Le Stendhal que l'on connaît le moins — et peut-être le plus pur

Tout le monde connaît Le Rouge et le Noir et La Chartreuse de Parme. On connaît beaucoup moins le Stendhal des récits italiens courts, ces histoires de passion et de sang qu'il tira de vieux manuscrits dénichés à Rome et qu'on regroupe aujourd'hui sous le titre de Chroniques italiennes. L'Abbesse de Castro, publiée en 1839 — la même année que la Chartreuse —, en est la plus ample et la plus belle. C'est du Stendhal concentré : l'amour absolu, l'énergie, l'Italie, la haine des convenances, le tout dans un format qui se lit en quelques soirées.

L'histoire : Hélène et Jules, ou l'amour contre tous

Italie, seconde moitié du XVIe siècle, dans ces États du pape où les grandes familles règnent et où les brigands tiennent la campagne. Hélène de Campireali, fille d'une des plus riches maisons d'Albano, aime Jules Branciforte, jeune homme pauvre et fils d'un brigand — c'est-à-dire, aux yeux du monde, exactement celui qu'il ne faut pas aimer. Stendhal prend au sérieux ce que d'autres auraient traité en romance : la rencontre nocturne, les lettres, le frère offensé qui tombe dans un affrontement, et la machine sociale qui se referme. Hélène est enfermée au couvent de la Visitation de Castro, le plus aristocratique des refuges-prisons ; Jules, banni, part guerroyer au loin.

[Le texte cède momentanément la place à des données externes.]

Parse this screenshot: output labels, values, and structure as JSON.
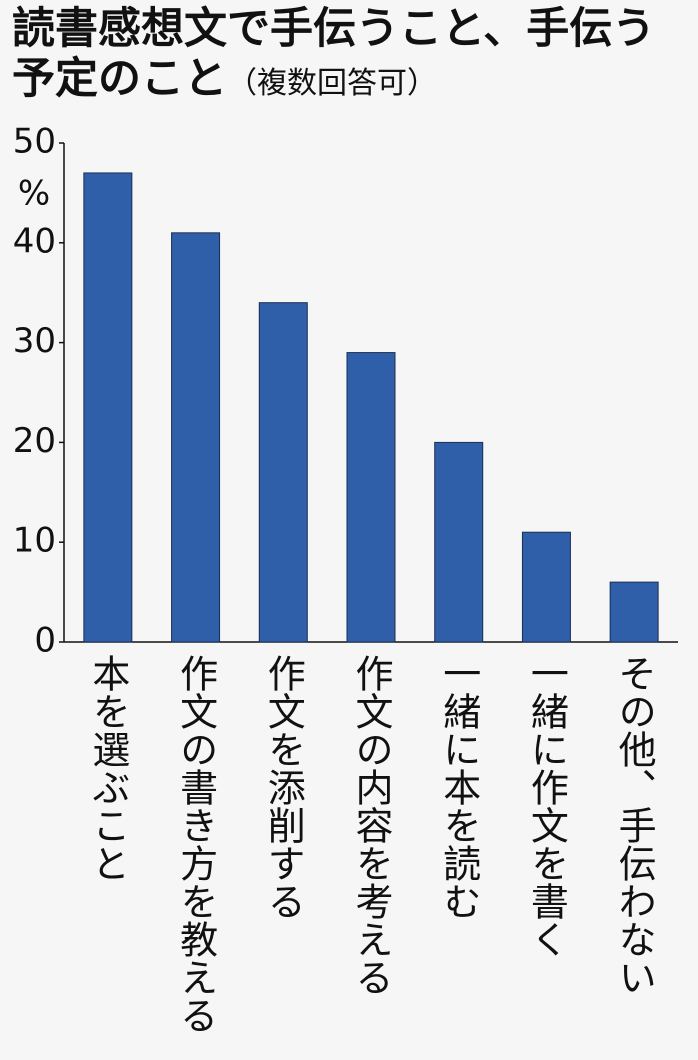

La suite fait de cette nouvelle une tragédie : les années passent, Hélène devient abbesse de ce couvent où on l'avait enterrée vivante, et c'est du sommet de cette réussite dérisoire que vient la chute — une faute, un procès, et un dénouement d'une violence sèche que nous ne déflorerons pas ici. Rarement Stendhal a été plus rapide : pas une page de graisse, des faits, et sous les faits une douleur immense.

Pourquoi cette Italie-là obsédait Stendhal

Pour Stendhal, l'Italie de la Renaissance est le laboratoire de ce qu'il admire le plus au monde : l'énergie des passions vraies, non encore domestiquées par la vanité moderne. Les personnages de ces chroniques ne calculent pas leur effet, ne posent pas pour la galerie — ils aiment, haïssent et meurent avec un naturel que le XIXe siècle parisien, à ses yeux, avait perdu. L'Abbesse de Castro est ainsi tout le contraire d'un exercice d'érudition : c'est un manifeste déguisé en récit d'archives, où le romancier authentifie sa fiction en se donnant pour simple traducteur de vieux manuscrits italiens — ruse de conteur dont il faut savourer l'ironie.

La meilleure porte d'entrée dans Stendhal ?

Nous le pensons. Les grands romans stendhaliens demandent un engagement que leur récompense justifie, mais qui peut intimider. L'Abbesse de Castro, elle, offre en format court tout ce qui fait le prix de cet écrivain : le tempo, la cristallisation amoureuse, le mépris souverain des hypocrisies. Le texte se lit gratuitement en ligne sur Vinteuil — et si le format bref vous convient, notre sélection de romans courts de moins de 200 pages propose d'autres chefs-d'œuvre à hauteur de soirée.

Après quoi, le chemin est tout tracé : l'œuvre de Stendhal vous attend, du Rouge à la Chartreuse — vous saurez déjà, de l'intérieur, pourquoi cet homme écrivait que la beauté n'est jamais qu'une promesse de bonheur.